About Those 'Eternally Rising' Corporate Profits

 | Jun 06, 2014 10:53AM ET

If corporate profits decline, what will hold up the market's lofty valuations other than the tapering flood of liquidity from the Federal Reserve?

I have often noted that profits of global U.S. corporations have been boosted by the weak US Dollar. In a weak-dollar environment, a company need not sell more goods or services or expand margins to book more profit: all a corporation needs to do is book profits earned in other currencies in dollars.


When the euro and the dollar (EUR/USD) were 1-to-1 back in the early 2000s, 100 euros of profit converted to $100 when stated in dollars. With the euro around $1.36, the same 100 euros of profit earned by the U.S. corporation in Europe converted to a $136 in profit when stated in dollars--a hefty 36% premium gained entirely as a result of the weak dollar.

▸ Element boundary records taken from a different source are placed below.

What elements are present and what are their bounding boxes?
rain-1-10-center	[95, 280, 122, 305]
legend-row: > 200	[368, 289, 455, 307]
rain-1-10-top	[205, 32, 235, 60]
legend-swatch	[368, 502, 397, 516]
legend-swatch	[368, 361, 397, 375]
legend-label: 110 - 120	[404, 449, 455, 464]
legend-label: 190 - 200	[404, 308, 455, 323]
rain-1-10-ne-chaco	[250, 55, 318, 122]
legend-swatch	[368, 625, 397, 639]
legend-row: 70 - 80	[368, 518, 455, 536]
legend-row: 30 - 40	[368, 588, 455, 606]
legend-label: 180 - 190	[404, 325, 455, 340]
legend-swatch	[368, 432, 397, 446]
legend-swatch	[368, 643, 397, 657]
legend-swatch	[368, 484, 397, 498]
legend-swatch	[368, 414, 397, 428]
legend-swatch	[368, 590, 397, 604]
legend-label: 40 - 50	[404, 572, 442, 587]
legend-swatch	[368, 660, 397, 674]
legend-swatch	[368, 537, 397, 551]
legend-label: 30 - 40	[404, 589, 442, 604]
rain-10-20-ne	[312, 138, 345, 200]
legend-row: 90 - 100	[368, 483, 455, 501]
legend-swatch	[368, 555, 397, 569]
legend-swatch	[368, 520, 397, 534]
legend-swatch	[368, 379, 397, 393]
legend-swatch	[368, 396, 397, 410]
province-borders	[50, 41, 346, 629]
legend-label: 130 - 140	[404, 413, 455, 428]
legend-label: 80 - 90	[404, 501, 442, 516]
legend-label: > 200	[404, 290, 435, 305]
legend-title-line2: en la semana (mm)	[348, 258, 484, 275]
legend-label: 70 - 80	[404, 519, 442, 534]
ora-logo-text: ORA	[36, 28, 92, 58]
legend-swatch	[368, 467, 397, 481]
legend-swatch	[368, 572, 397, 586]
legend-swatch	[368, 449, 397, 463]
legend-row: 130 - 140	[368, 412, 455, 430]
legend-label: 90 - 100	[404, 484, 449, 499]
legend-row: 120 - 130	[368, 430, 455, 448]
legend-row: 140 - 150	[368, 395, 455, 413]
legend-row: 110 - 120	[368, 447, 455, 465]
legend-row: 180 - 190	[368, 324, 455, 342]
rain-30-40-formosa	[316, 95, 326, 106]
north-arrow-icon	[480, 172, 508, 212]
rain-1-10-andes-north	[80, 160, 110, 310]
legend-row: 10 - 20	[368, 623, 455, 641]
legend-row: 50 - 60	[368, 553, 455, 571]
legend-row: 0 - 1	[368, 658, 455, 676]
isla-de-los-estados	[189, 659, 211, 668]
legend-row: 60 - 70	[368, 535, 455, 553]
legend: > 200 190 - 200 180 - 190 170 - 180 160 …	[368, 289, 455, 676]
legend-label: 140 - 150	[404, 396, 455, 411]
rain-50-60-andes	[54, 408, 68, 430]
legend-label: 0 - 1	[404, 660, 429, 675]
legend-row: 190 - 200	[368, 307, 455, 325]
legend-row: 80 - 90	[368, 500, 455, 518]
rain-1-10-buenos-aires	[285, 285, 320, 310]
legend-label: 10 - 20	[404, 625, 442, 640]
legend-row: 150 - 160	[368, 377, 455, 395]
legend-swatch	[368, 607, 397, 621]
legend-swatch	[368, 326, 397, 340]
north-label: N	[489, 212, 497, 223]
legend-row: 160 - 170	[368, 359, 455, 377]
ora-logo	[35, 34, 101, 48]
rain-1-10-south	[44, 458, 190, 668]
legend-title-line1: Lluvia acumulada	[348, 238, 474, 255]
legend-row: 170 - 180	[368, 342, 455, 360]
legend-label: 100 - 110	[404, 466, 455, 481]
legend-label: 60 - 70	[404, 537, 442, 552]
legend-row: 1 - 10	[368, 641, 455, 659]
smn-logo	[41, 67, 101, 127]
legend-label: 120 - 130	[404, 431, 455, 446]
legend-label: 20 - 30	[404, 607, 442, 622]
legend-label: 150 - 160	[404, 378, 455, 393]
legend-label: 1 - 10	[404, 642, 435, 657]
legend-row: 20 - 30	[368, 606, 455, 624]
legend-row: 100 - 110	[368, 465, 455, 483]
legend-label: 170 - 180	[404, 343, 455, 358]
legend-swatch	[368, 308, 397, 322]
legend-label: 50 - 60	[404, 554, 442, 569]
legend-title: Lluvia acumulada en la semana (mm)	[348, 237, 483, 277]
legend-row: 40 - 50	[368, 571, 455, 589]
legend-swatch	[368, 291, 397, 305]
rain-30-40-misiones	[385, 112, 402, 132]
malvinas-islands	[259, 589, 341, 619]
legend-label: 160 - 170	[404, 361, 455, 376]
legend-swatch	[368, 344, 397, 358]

This explains why the Fed has been so keen to trash the dollar: it magically increases corporate profits and thus drives stocks higher. The mainstream financial media's explanation for the weak-dollar policy is that the Fed is anxious to increase exports, but this is a sideshow; exports make up less than 9% of the U.S. GDP. The real action is in corporate profits, which thanks to the weak dollar are near all-time highs of $2 trillion, about 12% of the nation's entire GDP.